Who Are No Doc Loans Targeted To?

No Doc Personal Loans

No Doc Personal Loans

There are many different types of loans out there. Loans are mainly used to support your financial needs when you don’t have the money needed in your bank account for any reason. More specifically, today we are going to talk about those special types of loans, namely the no doc loans. These can also be referred to as no document loans. This type of loan is very different than others, because you are not required to provide almost any financial information. For most of the other loans you will be required to provide a lot of paperwork, since lenders want to make sure you can pay them back. Obviously, they don’t want to just give money away to random people.

Another type of loan, similar to no doc loans, is the low doc loan.  Again, you don’t need to reveal your financial information completely, however, unlike no doc loans where you don’t need to disclose your finances, a low doc loan requires some proof. These two types of loans generally have a higher interest than many of the other more traditional ones. For example, let’s look into a payday loan. It basically gives you money ahead of your payday, and when you do get your pay check, you will have to return the loan with interest. Payday loans require a LOT of documentation, since they solely depend on your current income, but their interest rate will be lower than that of a low or no doc loan. This is because you provide them with all the documents they need to know your current status, so they know whether you can pay back the loan or not.
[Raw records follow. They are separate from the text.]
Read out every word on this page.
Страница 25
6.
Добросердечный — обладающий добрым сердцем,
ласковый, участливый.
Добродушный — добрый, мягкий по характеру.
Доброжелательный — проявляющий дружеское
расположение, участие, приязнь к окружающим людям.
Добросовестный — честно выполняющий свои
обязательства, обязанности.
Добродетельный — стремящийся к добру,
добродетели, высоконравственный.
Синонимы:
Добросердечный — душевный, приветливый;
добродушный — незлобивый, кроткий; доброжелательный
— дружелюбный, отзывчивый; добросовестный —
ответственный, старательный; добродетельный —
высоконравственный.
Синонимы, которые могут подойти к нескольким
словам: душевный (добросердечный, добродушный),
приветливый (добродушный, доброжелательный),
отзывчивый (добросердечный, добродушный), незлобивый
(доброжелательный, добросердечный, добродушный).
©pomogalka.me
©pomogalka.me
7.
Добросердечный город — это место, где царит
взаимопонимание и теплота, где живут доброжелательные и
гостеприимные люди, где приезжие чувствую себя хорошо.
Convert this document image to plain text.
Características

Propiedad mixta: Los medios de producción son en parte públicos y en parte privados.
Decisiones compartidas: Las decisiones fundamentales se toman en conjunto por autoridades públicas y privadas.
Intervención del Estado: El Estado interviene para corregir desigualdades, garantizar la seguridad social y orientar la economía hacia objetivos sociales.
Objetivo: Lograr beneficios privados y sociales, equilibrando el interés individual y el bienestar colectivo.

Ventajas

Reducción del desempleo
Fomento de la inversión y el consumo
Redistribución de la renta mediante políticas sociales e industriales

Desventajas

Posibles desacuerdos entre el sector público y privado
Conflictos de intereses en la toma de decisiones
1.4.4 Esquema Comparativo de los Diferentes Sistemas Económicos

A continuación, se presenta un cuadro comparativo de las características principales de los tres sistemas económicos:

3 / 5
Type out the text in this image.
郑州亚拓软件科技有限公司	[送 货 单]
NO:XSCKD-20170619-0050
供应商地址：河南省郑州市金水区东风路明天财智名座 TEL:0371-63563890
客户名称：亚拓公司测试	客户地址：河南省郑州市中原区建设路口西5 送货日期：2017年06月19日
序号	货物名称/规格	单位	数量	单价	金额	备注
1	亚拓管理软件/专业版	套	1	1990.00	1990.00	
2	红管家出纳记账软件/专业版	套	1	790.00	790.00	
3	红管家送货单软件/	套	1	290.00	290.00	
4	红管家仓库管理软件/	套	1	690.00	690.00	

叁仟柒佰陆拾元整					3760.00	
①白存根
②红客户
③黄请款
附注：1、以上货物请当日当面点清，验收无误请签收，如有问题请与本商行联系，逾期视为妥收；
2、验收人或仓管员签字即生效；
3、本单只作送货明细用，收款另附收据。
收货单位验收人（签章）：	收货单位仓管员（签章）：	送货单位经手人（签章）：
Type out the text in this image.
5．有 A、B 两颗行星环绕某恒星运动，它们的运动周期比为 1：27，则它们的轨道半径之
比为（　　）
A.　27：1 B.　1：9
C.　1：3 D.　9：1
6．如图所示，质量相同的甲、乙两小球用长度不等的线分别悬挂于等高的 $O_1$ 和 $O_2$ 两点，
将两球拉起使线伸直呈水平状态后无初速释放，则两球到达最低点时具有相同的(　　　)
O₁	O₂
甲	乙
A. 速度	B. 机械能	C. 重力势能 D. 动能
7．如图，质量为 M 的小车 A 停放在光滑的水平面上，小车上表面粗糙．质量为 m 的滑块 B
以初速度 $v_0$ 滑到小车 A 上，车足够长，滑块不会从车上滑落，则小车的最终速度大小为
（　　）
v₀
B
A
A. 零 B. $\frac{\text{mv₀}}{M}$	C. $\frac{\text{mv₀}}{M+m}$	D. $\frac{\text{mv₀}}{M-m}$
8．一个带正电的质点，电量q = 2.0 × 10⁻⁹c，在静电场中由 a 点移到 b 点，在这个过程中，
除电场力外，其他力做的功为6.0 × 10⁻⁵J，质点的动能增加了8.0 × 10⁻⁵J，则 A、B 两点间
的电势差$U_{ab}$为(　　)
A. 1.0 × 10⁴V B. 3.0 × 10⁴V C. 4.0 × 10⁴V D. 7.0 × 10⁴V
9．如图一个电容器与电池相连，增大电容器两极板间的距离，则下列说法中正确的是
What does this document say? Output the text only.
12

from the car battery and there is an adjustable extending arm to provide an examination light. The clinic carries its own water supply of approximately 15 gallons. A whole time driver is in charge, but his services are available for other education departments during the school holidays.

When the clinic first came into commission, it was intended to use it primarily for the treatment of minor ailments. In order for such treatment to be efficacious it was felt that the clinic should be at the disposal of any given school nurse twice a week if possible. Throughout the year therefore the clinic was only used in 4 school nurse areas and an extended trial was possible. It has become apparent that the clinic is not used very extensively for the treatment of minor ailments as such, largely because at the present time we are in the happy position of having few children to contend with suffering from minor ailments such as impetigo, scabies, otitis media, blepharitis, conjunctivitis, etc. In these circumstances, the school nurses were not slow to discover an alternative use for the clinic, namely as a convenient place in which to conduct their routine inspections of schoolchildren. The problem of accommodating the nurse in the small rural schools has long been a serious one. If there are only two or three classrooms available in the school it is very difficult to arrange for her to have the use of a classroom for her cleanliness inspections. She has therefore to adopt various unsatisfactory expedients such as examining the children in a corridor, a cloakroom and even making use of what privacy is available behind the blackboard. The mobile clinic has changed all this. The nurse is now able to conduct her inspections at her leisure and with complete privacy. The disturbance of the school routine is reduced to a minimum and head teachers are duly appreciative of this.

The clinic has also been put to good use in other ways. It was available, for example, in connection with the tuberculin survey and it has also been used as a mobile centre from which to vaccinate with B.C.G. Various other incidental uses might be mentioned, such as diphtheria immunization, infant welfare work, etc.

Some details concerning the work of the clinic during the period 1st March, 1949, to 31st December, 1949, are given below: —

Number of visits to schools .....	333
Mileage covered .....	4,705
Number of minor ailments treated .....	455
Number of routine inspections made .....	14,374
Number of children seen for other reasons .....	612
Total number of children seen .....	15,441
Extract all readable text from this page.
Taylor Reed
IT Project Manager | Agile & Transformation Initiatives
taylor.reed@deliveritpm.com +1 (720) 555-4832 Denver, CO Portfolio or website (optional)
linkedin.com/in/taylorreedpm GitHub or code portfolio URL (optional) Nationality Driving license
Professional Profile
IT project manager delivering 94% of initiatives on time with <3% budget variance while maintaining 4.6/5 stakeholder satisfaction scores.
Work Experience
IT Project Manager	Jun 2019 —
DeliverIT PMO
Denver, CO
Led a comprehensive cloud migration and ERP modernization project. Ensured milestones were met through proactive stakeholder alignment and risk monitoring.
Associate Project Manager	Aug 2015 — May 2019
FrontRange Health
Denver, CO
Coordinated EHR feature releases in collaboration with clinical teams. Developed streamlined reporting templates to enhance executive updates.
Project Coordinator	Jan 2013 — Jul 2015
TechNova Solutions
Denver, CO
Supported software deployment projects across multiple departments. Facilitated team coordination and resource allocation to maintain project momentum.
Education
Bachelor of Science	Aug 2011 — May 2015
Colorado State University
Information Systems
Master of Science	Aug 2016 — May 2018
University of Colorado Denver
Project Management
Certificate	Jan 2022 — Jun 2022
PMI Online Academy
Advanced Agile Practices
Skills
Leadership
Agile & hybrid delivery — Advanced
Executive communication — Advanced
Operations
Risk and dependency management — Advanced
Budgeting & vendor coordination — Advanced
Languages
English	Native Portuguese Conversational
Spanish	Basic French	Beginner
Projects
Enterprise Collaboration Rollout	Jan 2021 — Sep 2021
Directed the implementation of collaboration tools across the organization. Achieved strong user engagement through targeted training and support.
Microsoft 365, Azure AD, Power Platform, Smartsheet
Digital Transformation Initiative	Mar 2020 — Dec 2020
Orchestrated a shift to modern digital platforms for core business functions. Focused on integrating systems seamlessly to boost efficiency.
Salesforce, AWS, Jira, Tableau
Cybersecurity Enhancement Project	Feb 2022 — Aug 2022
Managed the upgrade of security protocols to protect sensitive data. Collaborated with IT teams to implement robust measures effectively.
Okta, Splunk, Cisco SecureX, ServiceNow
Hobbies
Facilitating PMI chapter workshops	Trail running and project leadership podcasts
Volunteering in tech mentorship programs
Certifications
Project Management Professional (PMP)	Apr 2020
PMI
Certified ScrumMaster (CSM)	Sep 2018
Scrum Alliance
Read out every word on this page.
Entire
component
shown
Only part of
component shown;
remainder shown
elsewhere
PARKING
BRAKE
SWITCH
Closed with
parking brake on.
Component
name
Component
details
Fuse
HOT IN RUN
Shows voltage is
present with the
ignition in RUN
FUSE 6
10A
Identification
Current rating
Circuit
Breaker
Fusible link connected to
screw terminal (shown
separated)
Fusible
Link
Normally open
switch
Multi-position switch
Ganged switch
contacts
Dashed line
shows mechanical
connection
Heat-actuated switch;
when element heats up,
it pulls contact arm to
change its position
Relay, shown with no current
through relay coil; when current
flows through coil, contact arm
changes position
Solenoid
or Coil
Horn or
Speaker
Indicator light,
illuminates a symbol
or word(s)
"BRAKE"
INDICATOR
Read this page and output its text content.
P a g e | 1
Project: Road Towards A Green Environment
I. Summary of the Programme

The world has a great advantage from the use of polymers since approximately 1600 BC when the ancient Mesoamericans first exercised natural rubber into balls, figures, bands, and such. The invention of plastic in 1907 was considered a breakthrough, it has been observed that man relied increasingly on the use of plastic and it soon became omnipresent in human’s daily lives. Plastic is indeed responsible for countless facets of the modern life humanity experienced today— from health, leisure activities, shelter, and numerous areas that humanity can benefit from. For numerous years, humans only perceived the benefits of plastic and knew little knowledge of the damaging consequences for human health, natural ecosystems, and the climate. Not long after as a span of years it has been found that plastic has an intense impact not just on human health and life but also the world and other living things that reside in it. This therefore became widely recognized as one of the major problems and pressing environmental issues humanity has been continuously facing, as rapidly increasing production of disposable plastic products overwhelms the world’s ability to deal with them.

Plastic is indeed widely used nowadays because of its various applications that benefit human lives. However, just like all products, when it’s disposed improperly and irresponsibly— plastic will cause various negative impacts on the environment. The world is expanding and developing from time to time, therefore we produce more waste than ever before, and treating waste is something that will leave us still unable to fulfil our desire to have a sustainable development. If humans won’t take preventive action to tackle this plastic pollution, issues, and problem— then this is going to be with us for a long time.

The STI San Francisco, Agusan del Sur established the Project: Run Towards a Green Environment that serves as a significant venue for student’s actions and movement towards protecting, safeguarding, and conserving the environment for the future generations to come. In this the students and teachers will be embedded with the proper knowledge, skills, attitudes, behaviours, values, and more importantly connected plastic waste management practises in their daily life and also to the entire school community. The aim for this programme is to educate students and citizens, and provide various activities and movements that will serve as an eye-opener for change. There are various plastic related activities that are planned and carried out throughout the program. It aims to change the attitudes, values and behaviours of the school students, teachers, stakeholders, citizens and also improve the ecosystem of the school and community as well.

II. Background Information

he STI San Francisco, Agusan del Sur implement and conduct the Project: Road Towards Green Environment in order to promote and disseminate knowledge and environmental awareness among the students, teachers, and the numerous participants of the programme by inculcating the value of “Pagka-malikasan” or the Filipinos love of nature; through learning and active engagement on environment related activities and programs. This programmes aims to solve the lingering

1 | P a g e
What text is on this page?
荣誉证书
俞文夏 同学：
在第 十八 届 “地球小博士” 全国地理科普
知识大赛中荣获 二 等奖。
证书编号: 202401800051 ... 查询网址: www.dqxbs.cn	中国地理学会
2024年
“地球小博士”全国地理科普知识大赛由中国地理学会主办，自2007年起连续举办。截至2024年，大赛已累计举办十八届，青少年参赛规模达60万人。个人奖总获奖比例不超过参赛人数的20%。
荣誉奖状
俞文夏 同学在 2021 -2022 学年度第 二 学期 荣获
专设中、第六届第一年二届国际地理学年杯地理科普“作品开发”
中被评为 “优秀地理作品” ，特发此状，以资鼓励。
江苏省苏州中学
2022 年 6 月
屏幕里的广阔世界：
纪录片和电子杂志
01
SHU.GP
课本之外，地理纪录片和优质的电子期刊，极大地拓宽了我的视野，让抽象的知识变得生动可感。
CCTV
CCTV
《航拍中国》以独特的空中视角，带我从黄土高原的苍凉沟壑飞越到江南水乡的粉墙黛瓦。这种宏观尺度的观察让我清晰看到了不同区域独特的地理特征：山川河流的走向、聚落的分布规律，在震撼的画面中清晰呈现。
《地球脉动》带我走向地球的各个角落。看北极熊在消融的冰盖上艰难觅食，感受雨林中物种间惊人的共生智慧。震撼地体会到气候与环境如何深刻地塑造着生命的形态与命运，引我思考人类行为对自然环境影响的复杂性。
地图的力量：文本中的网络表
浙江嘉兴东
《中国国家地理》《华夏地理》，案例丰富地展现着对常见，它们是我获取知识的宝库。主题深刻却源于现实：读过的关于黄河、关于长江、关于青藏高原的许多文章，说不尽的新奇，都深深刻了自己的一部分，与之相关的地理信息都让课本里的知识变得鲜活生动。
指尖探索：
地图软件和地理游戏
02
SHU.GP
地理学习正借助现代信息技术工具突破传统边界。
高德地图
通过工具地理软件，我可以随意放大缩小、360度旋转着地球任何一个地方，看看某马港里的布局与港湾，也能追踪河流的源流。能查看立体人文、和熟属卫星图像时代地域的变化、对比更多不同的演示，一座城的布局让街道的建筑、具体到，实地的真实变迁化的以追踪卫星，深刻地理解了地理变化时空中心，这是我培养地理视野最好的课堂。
If they figure you cannot pay back the loan, they will simply not lend you any money.

When it comes to no doc personal loans, since they don’t have any documentation, they don’t know if you will be able to abide with your monthly payments. Therefore, giving out a no doc loan is quite a risky move for the loaner. On the one hand, they risk losing a lot of money from non-payers, but on the other hand they might earn a lot because of the high interest rate that they will charge.

So, even though the low or no doc personal loans end up costing more, many people still prefer these two, either because they like to keep their privacy or due to the fact that they can hide off any “secret” income that they might have and avoid income taxation. Some people might even apply for such no doc home loans instead of a mortgage! In most cases, they will be either business owners or recent graduates who lack a steady source of income to get approved for a common loan.